Postgresql – the modern way to partition PostgreSQL across machines, when the data is “naturally partitionable”

high-availabilitypartitioningpostgresql

After several years of dwelling into the "NoSQL" space, now I have a problem that is quite "relational" in its nature.
Today I see data stores with quite different eyes than before. Things like Riak have spoiled me in a way that I can no more tolerate single points of failure, "down for maintenance" etc. Of course, (or I hope), I havent' lost my sanity totally. This is a a personal project that doesn't quite (or yet) have extremely high requirements.

Most of the sharding solutions don't give me what I want (at least on a glimpse), probably because my problem is quite "easy" to solve. At least on conceptual level (ignoring the restraints that RDBMs themselves bring to the table).

  1. I have a small amount of "shared" data, which can be duplicated freely. It doesn't have requirements of hard consistency. This can be stored in a dynamo-like database and will scale infinitely. But I still would like to go with a single database if possible.

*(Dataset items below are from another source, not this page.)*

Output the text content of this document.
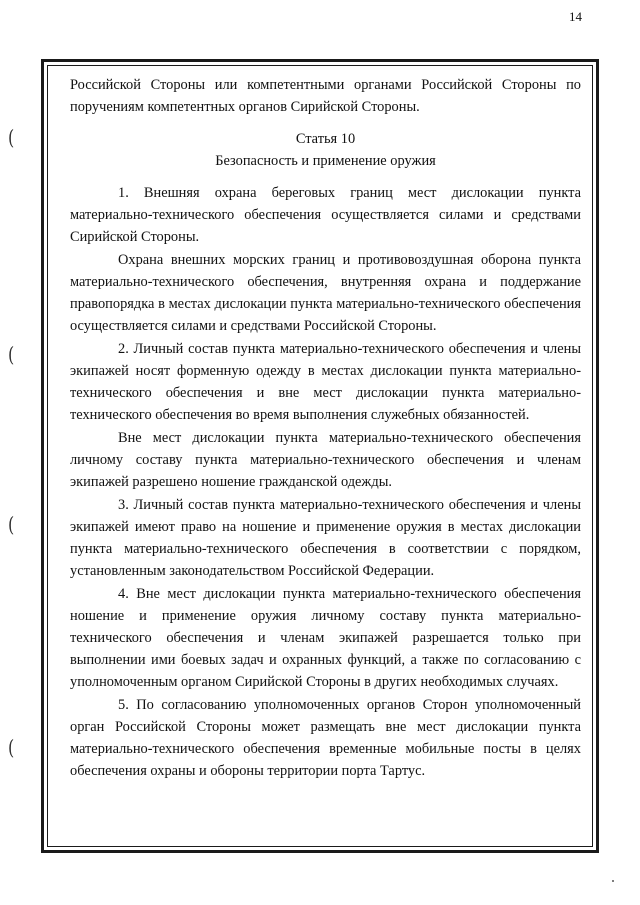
14
(
(
(
(

Российской Стороны или компетентными органами Российской Стороны по поручениям компетентных органов Сирийской Стороны.

Статья 10

Безопасность и применение оружия

1. Внешняя охрана береговых границ мест дислокации пункта материально-технического обеспечения осуществляется силами и средствами Сирийской Стороны.

Охрана внешних морских границ и противовоздушная оборона пункта материально-технического обеспечения, внутренняя охрана и поддержание правопорядка в местах дислокации пункта материально-технического обеспечения осуществляется силами и средствами Российской Стороны.

2. Личный состав пункта материально-технического обеспечения и члены экипажей носят форменную одежду в местах дислокации пункта материально-технического обеспечения и вне мест дислокации пункта материально-технического обеспечения во время выполнения служебных обязанностей.

Вне мест дислокации пункта материально-технического обеспечения личному составу пункта материально-технического обеспечения и членам экипажей разрешено ношение гражданской одежды.

3. Личный состав пункта материально-технического обеспечения и члены экипажей имеют право на ношение и применение оружия в местах дислокации пункта материально-технического обеспечения в соответствии с порядком, установленным законодательством Российской Федерации.

4. Вне мест дислокации пункта материально-технического обеспечения ношение и применение оружия личному составу пункта материально-технического обеспечения и членам экипажей разрешается только при выполнении ими боевых задач и охранных функций, а также по согласованию с уполномоченным органом Сирийской Стороны в других необходимых случаях.

5. По согласованию уполномоченных органов Сторон уполномоченный орган Российской Стороны может размещать вне мест дислокации пункта материально-технического обеспечения временные мобильные посты в целях обеспечения охраны и обороны территории порта Тартус.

  2. I have lots of "per-user" data. That is – lots of users, with every user having data of absolutely reasonable size, really fit to be stored on a single PostgreSQL node. We are talking about 10s of thousands records at maximum.

  3. I never need to query cross-user and I don't need cross-user atomicity.

This sounds extremely easy to achieve. At least when I'm looking at it with my "NoSQL eyes".

Here are my naive starter ideas:

  1. At the very extreme, I could just serialize the whole user as a single Key/Value in Riak. Of course, constant de/serialization of several megabytes of data will be slow and that's why I'm considering using PostgreSQL. Lots of Riak K/Vs is a no-go, as I need atomicity/transactions within each user's data.

  2. I could use an SQLite database per user, and use something like GlusterFS for the redundancy/availability. This is probably the solution I'm going to choose if I can't find something equally good using PostgreSQL. Pros: Can down/up scale really well; Cons: I'd prefer having PostgreSQL's types and strictness over SQLite

So, what I would ideally request from a PostgreSQL sharding solution:

  1. Automatically keep several copies of every user's data around (on different machines). Be able to dynamically switch the master node per user/shard (if the previous master goes down).
  2. Be able to dynamically up/down scale, by adding/removing server nodes. Mostly like Riak is able to do.
  3. Do not require my application to know which nodes to talk to and when.

Best Answer

Postgres-XL is attempting to solve this as of 2014. They're aiming directly at big data on PostgreSQL, and they have developers from Stado onboard.